In Matt 12, Jesus intentionally and openly breaks the law twice in front of the religious leaders, picking food and then healing someone, to show the ridiculousness of the Pharisees’ legalism. In Matt 15, the Pharisees are again his target, this time over eating laws. “These people honour me with their lips, but their hearts are far from me… their teachings are merely human rules.” In Matt 23, it’s the same story. As well as beautifully calling the Pharisees a “brood of vipers”, he calls them out for giving “a tenth of your spices… but you have neglected the more important matters of the law – justice, mercy and faithfulness.”
This post is long enough without me going into detail on any of these passages, but I recommend you check them out more for yourself. My point is that Jesus’ teaching is more about breaking laws than making laws. The bible is not a legal guidebook.
Here’s another little side point while we’re talking about Pharisees. A number of ethical issues were brought up on Q&A the other night, from climate change to refugees to economics. Were christians quoting the bible to press Kevin Rudd on these? It shows the way the church has managed to funnel biblical ethics into a couple of issues while ignoring others. If anyone wonders why the tide of popular opinion is changing and people aren’t convinced with the biblical ethics the church is presenting, this might be a good place to start.
Back to K-Rudd and the biblical passage in question. The really remarkable thing about the book of Ephesians is that it’s a letter that addresses the slaves and speaks to them not as private property but as people with their own moral agency. Immediately following (6:9) is a warning to slave owners that “both their master and yours is in heaven, and there is no favouritism with him.”
Not only that, but it’s being written by someone in prison (6:20), who claims his authority from another criminal – a man who had in living memory been executed by the government and religious leaders.

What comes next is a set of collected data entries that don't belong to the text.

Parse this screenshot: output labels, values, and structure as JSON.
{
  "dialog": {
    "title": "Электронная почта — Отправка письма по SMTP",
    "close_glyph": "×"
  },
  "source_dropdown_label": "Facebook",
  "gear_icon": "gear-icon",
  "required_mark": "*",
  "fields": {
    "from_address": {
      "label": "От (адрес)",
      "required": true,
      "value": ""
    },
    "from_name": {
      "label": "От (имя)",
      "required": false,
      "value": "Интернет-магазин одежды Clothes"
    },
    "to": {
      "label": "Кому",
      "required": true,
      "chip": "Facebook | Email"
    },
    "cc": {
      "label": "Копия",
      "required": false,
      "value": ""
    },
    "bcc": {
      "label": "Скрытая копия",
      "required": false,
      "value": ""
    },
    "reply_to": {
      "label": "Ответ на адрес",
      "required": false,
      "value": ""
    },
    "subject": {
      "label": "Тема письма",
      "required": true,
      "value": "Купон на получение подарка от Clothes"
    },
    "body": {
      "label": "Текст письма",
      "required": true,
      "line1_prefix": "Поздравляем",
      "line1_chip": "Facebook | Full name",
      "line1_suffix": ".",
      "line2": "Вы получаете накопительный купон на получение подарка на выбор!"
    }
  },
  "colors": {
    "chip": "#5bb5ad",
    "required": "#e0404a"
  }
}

Things change, and so it happens that this once persecuted sect called Christianity has come to be the religion of kings and emperors. Of the economically privileged in today’s world who, like the slave owners of the past, enjoy prosperity on the back of the exploitation of others. Where once we were criminals, now we are lawmakers.

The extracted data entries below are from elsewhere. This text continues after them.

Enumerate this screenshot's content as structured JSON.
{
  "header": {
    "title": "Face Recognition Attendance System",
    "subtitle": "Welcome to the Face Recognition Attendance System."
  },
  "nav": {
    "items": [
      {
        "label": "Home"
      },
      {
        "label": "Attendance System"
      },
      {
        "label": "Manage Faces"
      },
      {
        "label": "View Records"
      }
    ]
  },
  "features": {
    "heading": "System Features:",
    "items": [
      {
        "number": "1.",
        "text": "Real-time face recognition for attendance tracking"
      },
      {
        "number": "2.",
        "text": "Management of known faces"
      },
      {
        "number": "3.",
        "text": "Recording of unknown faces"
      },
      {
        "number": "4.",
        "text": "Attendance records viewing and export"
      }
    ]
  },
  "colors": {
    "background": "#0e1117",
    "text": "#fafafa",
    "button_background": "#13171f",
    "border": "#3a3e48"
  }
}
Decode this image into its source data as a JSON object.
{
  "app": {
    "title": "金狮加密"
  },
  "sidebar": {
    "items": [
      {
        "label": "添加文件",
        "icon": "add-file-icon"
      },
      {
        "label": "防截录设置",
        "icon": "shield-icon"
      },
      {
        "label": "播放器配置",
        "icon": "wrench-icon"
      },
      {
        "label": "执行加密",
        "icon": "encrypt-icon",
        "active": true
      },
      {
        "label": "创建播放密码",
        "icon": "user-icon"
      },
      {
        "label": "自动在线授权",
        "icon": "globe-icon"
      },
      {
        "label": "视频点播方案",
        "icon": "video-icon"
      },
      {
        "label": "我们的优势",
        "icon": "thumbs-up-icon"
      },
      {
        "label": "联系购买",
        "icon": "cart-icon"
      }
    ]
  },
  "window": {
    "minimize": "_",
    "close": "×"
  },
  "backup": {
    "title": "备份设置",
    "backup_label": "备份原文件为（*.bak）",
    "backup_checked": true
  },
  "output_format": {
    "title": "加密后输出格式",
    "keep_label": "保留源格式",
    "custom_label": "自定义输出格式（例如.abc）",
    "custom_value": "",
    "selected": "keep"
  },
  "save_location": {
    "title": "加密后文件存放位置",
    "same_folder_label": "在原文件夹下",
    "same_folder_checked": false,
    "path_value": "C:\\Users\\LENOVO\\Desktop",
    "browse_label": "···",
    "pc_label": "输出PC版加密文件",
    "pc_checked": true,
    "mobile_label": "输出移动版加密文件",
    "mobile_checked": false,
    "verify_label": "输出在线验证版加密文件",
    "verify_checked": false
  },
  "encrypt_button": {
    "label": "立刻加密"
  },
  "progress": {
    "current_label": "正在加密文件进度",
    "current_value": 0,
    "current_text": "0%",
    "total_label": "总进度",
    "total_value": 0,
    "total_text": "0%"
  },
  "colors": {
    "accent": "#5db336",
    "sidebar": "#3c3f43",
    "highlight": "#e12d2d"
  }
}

But core to the message of the gospel is still the image of God not ruling from a throne, but rejected and despised; hanging on a cross. The God who says that “whatever you do for the least of these brothers and sisters of mine you did for me.” (Matt 25:40)
Maybe the place for Christians to be seeking is not that of the legislators deciding who can be married and who can’t, but trying to be loving neighbours to some of the modern day outcasts – those who have grown up being called poofters, fags and dykes. Those who have been told by our society that a sexual orientation beyond their control is somehow inferior or wrong. Those who have been turned away from our churches like the sinners and tax collectors of the bible.
But a warning – identifying as Jesus does with the poorest and least can challenge some of our preconceptions and possibly change you forever. After I made the effort to go out and befriend those my churches had told me were immoral, I found myself standing alongside my gay/lesbian/bi/trans/queer friends, declaring that their struggle for equality was also mine.